Nigeria : Shell accusé de manipuler l'étude sur l'étendue des fuites de pétrole


Amnesty International accuse le pétrolier Shell de nier ses responsabilités dans les fuites de pétrole au Nigeria, rejetant la faute sur les gangs criminels, dans un rapport publié jeudi.
 
Le géant pétrolier anglo-néerlandais, a lui, rejeté l'accusation la considérant « sans fondement ». Le nombre de fuites, dans la région pétrolifère du Delta du Niger, dans le sud du Nigeria, premier producteur de brut africain, est « stupéfiant », a déclaré l'organisation de défense des droits de l'homme dans son nouveau rapport intitulé « Mauvaises informations: enquêtes sur les fuites de pétrole dans le Delta du Niger ».
 
Shell, qui a le plus grand nombre d'exploitations onshore dans cette région, a annoncé 348 fuites depuis début 2012, alors que la filliale nigériane de la société italienne Agip a rapporté plus de 1.000 fuites sur la même période, explique le rapport. Les compagnies pétrolières, et Shell en particulier, manipulent les résultats des enquêtes sur ces fuites, accusant les voleurs de pétrole d'en être responsables alors que leurs propres infrastructures, souvent mal entretenues, sont aussi en cause, ajoute le rapport.

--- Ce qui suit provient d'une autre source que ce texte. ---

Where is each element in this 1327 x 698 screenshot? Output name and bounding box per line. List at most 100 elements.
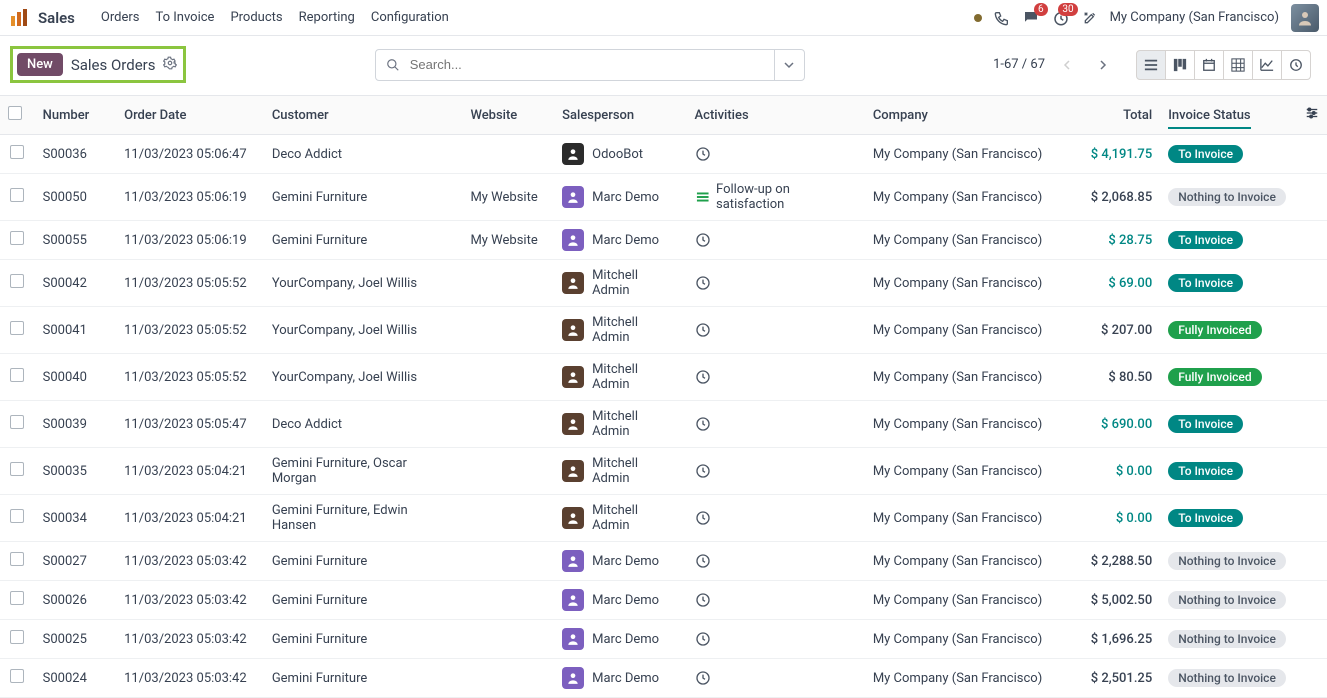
clock-icon[interactable] bbox=[695, 146, 857, 162]
cell-salesperson: Marc Demo bbox=[554, 174, 686, 221]
col-salesperson[interactable]: Salesperson bbox=[554, 96, 686, 135]
row-checkbox[interactable] bbox=[10, 188, 24, 202]
cell-salesperson: Mitchell Admin bbox=[554, 307, 686, 354]
top-nav: Sales OrdersTo InvoiceProductsReportingC… bbox=[0, 0, 1327, 36]
row-checkbox[interactable] bbox=[10, 274, 24, 288]
clock-icon[interactable] bbox=[695, 510, 857, 526]
cell-date: 11/03/2023 05:05:52 bbox=[116, 354, 264, 401]
view-kanban[interactable] bbox=[1165, 50, 1195, 80]
cell-date: 11/03/2023 05:05:52 bbox=[116, 260, 264, 307]
col-company[interactable]: Company bbox=[865, 96, 1059, 135]
cell-date: 11/03/2023 05:03:42 bbox=[116, 659, 264, 698]
col-customer[interactable]: Customer bbox=[264, 96, 463, 135]
cell-status: Nothing to Invoice bbox=[1160, 659, 1296, 698]
menu-products[interactable]: Products bbox=[222, 4, 290, 31]
table-row[interactable]: S0002411/03/2023 05:03:42Gemini Furnitur… bbox=[0, 659, 1327, 698]
cell-total: $ 80.50 bbox=[1058, 354, 1160, 401]
col-order-date[interactable]: Order Date bbox=[116, 96, 264, 135]
table-row[interactable]: S0003611/03/2023 05:06:47Deco AddictOdoo… bbox=[0, 135, 1327, 174]
menu-orders[interactable]: Orders bbox=[93, 4, 148, 31]
col-activities[interactable]: Activities bbox=[687, 96, 865, 135]
cell-activities bbox=[687, 495, 865, 542]
clock-icon[interactable] bbox=[695, 670, 857, 686]
col-invoice-status[interactable]: Invoice Status bbox=[1160, 96, 1296, 135]
cell-date: 11/03/2023 05:03:42 bbox=[116, 581, 264, 620]
row-checkbox[interactable] bbox=[10, 591, 24, 605]
clock-icon[interactable] bbox=[695, 322, 857, 338]
view-pivot[interactable] bbox=[1223, 50, 1253, 80]
table-row[interactable]: S0003911/03/2023 05:05:47Deco AddictMitc… bbox=[0, 401, 1327, 448]
menu-to-invoice[interactable]: To Invoice bbox=[147, 4, 222, 31]
clock-icon[interactable] bbox=[695, 553, 857, 569]
cell-company: My Company (San Francisco) bbox=[865, 174, 1059, 221]
menu-configuration[interactable]: Configuration bbox=[363, 4, 457, 31]
cell-company: My Company (San Francisco) bbox=[865, 260, 1059, 307]
pager-range[interactable]: 1-67 / 67 bbox=[993, 57, 1045, 72]
row-checkbox[interactable] bbox=[10, 145, 24, 159]
select-all-checkbox[interactable] bbox=[8, 106, 22, 120]
cell-status: Nothing to Invoice bbox=[1160, 620, 1296, 659]
view-activity[interactable] bbox=[1281, 50, 1311, 80]
row-checkbox[interactable] bbox=[10, 630, 24, 644]
table-row[interactable]: S0005011/03/2023 05:06:19Gemini Furnitur… bbox=[0, 174, 1327, 221]
tools-icon[interactable] bbox=[1082, 10, 1098, 26]
clock-icon[interactable] bbox=[695, 463, 857, 479]
row-checkbox[interactable] bbox=[10, 321, 24, 335]
row-checkbox[interactable] bbox=[10, 669, 24, 683]
row-checkbox[interactable] bbox=[10, 231, 24, 245]
clock-icon[interactable] bbox=[695, 592, 857, 608]
pager-prev[interactable] bbox=[1053, 51, 1081, 79]
new-button[interactable]: New bbox=[17, 53, 63, 76]
cell-salesperson: Mitchell Admin bbox=[554, 495, 686, 542]
clock-icon[interactable] bbox=[695, 369, 857, 385]
view-list[interactable] bbox=[1136, 50, 1166, 80]
table-row[interactable]: S0003511/03/2023 05:04:21Gemini Furnitur… bbox=[0, 448, 1327, 495]
phone-icon[interactable] bbox=[994, 10, 1010, 26]
cell-company: My Company (San Francisco) bbox=[865, 448, 1059, 495]
col-options[interactable] bbox=[1296, 96, 1327, 135]
cell-website bbox=[462, 620, 554, 659]
user-avatar[interactable] bbox=[1291, 4, 1319, 32]
messages-icon[interactable]: 6 bbox=[1022, 9, 1040, 27]
clock-icon[interactable] bbox=[695, 416, 857, 432]
view-graph[interactable] bbox=[1252, 50, 1282, 80]
cell-company: My Company (San Francisco) bbox=[865, 620, 1059, 659]
app-icon[interactable] bbox=[8, 7, 30, 29]
search-options-toggle[interactable] bbox=[774, 50, 804, 80]
search-input[interactable] bbox=[408, 56, 764, 73]
row-checkbox[interactable] bbox=[10, 462, 24, 476]
table-row[interactable]: S0003411/03/2023 05:04:21Gemini Furnitur… bbox=[0, 495, 1327, 542]
view-calendar[interactable] bbox=[1194, 50, 1224, 80]
col-website[interactable]: Website bbox=[462, 96, 554, 135]
row-checkbox[interactable] bbox=[10, 368, 24, 382]
gear-icon[interactable] bbox=[163, 56, 177, 74]
cell-customer: YourCompany, Joel Willis bbox=[264, 307, 463, 354]
company-switcher[interactable]: My Company (San Francisco) bbox=[1110, 10, 1279, 25]
timer-badge: 30 bbox=[1058, 3, 1077, 16]
cell-website bbox=[462, 307, 554, 354]
row-checkbox[interactable] bbox=[10, 415, 24, 429]
menu-reporting[interactable]: Reporting bbox=[291, 4, 363, 31]
cell-salesperson: Mitchell Admin bbox=[554, 260, 686, 307]
cell-salesperson: Mitchell Admin bbox=[554, 354, 686, 401]
app-name[interactable]: Sales bbox=[38, 9, 75, 27]
table-row[interactable]: S0002611/03/2023 05:03:42Gemini Furnitur… bbox=[0, 581, 1327, 620]
breadcrumb: Sales Orders bbox=[71, 56, 156, 74]
clock-icon[interactable] bbox=[695, 275, 857, 291]
salesperson-avatar bbox=[562, 550, 584, 572]
clock-icon[interactable] bbox=[695, 232, 857, 248]
table-row[interactable]: S0004111/03/2023 05:05:52YourCompany, Jo… bbox=[0, 307, 1327, 354]
row-checkbox[interactable] bbox=[10, 509, 24, 523]
col-number[interactable]: Number bbox=[35, 96, 116, 135]
table-row[interactable]: S0005511/03/2023 05:06:19Gemini Furnitur… bbox=[0, 221, 1327, 260]
table-row[interactable]: S0002711/03/2023 05:03:42Gemini Furnitur… bbox=[0, 542, 1327, 581]
row-checkbox[interactable] bbox=[10, 552, 24, 566]
table-row[interactable]: S0002511/03/2023 05:03:42Gemini Furnitur… bbox=[0, 620, 1327, 659]
col-total[interactable]: Total bbox=[1058, 96, 1160, 135]
invoice-status-pill: To Invoice bbox=[1168, 415, 1243, 433]
table-row[interactable]: S0004211/03/2023 05:05:52YourCompany, Jo… bbox=[0, 260, 1327, 307]
pager-next[interactable] bbox=[1089, 51, 1117, 79]
table-row[interactable]: S0004011/03/2023 05:05:52YourCompany, Jo… bbox=[0, 354, 1327, 401]
timer-icon[interactable]: 30 bbox=[1052, 9, 1070, 27]
clock-icon[interactable] bbox=[695, 631, 857, 647]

« Les déclarations de Shell sur les fuites de pétrole ne sont pas fiables »

, a déclaré Audrey Gaughran,responsables des questions internationales au sein de l'ONG.
 
Les études de détermination des responsabilités sont souvent financées et contrôlées par la compagnie pétrolière, selon Amnesty et le centre pour l'environnement, les droits de l'homme et le développememnt (CEHRD) co-auteur du rapport. L'agence nigériane de détection et de réponse aux fuites pétrolières (NOSDRA), chargée de mener des études indépendantes n'a ni les ressources ni l'expertise nécessaires, selon Amnesty.
 
Selon les spécialistes indépendants le sabotage d'oléoducs est un des principaux facteurs de pollution dans le Delta du Niger. Les voleurs de pétrole installent des robinets sur les conduits et siphonnent du brut, très lucratif au marché noir. Ce trafic représente un manque à gagner de 6 milliards de dollars annuels (4,5 milliards d'euros) au Nigeria, selon les estimations officielles. Le sabotage ainsi provoqué cause d'importantes fuites de pétrole, « cause principale de pollution dans le Delta aujourd'hui » estime Precious Okolobo, porte-parole de la filliale nigériane de Shell, SPDC.
 
« SPDC regrette que certaines ONGs continuent à avoir une démarche militante au lieu de se concentrer sur des solutions sur le terrain », a-t-il ajouté, rejetant « les accusations sans fondement » d'Amnesty. 
Les ONG, qui disent s'être basées notamment sur les analyses du spécialiste américain des oléoducs Accufacts, sur des vidéos prises en caméra cachée affirment que les conclusions officielles peuvent être
 
« très subjectives, fallacieuses et fausses (...) La corrosion et le manque de maintenance des infrastructures pétrolières » sont les principales sources du problème au même titre que le sabotage criminel, selon le rapport.